Indeed it has even been noticed that Charles Parnell and Theodor Herzl
strongly resembled each other, both in looks and attitude!

However, >from what I gather, sympathy for the Jews in mundane life was not
particularly widespread. Many of the same prejudices found elsewhere in Europe
were found in Ireland, especially with the financial crisis at the end of the
19th century when landowners mortgaged themselves to the hilt.

Nevertheless, I believe there are a significant amount of families who are of
Jewish descent either through conversion or through marriage. Dr Barnardo's
father was not Italian. He was originally a Hamburg Jew, of Sephardi
extraction, called Bernardi. There is still a furrier's in Dublin called
Barnardo's.

Ulick O'Connor, fourth Earl of Dessart, married Ellen Odette, eldest daughter
of London banker Henry Bischoffsheim. Her sister Amelia married Sir Maurice
Fitzgerald Bart

The writer Erskine Childer's family were originally descended >from a 17th
century Jew. Marriages between Jews and non-Jews in the 18th century, as in
other European countries, were not unheard of. Edward Lysaght who wrote "The
Sprig of Shillelagh" and "The Man who led the Van of the Irish Vounteers"
married a Jewish woman, who of course lost her surname.

A Cork Jew was the ancestor of poet Sir Henry Newbolt and another descendant
married Lord Louth.

Catholics and Jews together were excluded >from the freedom of the City of
Dublin >from 1652. Jews were also excluded >from naturalisation, a privilege
only granted to them in 1816.

Parnell - whose American mother like the current Irish president maintained
she was descended >from Spanish Jews - up to a certain extent and for whatever
reason identified the Irish cause with Jewish "nationalism".

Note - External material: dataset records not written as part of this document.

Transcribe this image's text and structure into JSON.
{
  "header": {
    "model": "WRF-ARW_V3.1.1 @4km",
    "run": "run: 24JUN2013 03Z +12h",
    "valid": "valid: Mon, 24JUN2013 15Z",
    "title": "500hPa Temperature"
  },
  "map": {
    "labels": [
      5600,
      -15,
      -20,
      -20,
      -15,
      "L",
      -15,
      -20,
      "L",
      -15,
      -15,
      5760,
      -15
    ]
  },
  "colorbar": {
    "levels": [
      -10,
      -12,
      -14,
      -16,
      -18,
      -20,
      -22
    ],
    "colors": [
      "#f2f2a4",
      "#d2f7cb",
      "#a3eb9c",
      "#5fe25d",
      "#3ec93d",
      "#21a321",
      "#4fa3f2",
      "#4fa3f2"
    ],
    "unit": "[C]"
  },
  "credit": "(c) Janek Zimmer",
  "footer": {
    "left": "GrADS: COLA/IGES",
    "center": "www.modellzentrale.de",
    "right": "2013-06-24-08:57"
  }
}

Nevertheless not everyone belonged to the circle of Parnell and its outward
looking politics. There was another Irish nationalist faction led by Arthur
Griffith, founder of Sinn Fein, who, for whatever reason, incited anti-Jewish
feeling, leading to anti-Jewish riots.

The Jews were also identified with the English colonizers. It was claimed
Cromwell invited Portugese Jews to come to Ireland to help his colonization
and keep down the Catholics.

Around 1656 James Harrington a courtier to Charles I suggested a resolution
to the Irish and Jewish problems in one stroke by the creation of Ireland as a
National Home for Jews - not something it seems that was taken up.

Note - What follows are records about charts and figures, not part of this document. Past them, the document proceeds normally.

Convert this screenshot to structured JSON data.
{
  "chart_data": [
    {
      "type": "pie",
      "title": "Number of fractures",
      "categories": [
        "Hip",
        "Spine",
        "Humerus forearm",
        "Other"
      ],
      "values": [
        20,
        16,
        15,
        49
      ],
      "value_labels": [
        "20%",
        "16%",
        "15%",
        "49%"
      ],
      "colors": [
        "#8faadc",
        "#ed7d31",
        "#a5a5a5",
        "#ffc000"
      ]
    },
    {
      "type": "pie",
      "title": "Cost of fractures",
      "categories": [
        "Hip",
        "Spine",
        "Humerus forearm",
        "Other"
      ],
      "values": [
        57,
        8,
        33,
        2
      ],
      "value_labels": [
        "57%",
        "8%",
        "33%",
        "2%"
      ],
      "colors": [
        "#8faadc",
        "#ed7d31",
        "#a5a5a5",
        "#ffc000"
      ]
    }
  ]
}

To return to the Irish Famine, however, the Jews did take on the role of
fundraisers for those affected by the Famine. It was Lionel de Rothschild who
negotiated the Irish Famine Loan in the 1840s, waiving all commission.

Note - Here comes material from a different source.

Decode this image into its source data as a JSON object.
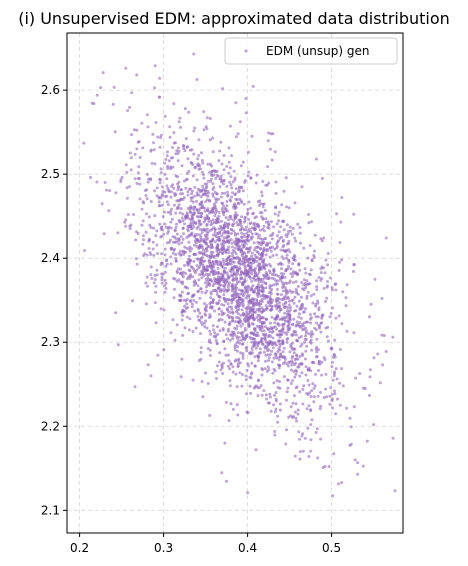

In fact the British Association for the relief of extreme distress in the
remote parishes of Ireland and Scotland was jokingly referred to as
'Rothschild, Kinnaird and some dozen other merchant princes meeting every day
and working hard".

Many leading Jews in Britain and America took on the task of fundraising for
Irish aid during the Famine.

Joyce's Ulysses is a careful, ironic dissection of the colonial city of Dublin
as a microcosm of European hostility, encased in a small island, to those
defined as "Jewish". (The protagonist Leopold Bloom's father is a Hungarian
Jew, his mother an Irish Catholic).

Set against a turbulent economic background, Dublin is shown as a microcosm of
the worst prejudices of Europe where even those who know the true history
playact, incite and take on political poses.

A headmaster, the payer of schoolteacher Stephen Dedalus's wages, claims he
himself has always 'paid his way' and never borrowed money.

He runs after the young man to tell him, "Ireland, they say, has the honour of
being the only country which never persecuted the jews. Do you know that? No.
And do you know why?" .... Because she never let them in ... She never let
them in!"

He treats what he has said as a great joke and the last line of the chapter is
"On his wise shoulders through the checkerwork of leaves the sun flung
spangles, dancing coins."

Dedalus has earlier pointed out to the headmaster that his Jewish financial
conspiracy theories are more criticisms of the nature of the money system
itself and trade, saying "A merchant is one who buys cheap and sells dear, jew
or gentile, is he not?"

But of course we're talking about fiction here, not real life ...

Perhaps someone who is >from Ireland would like to say something?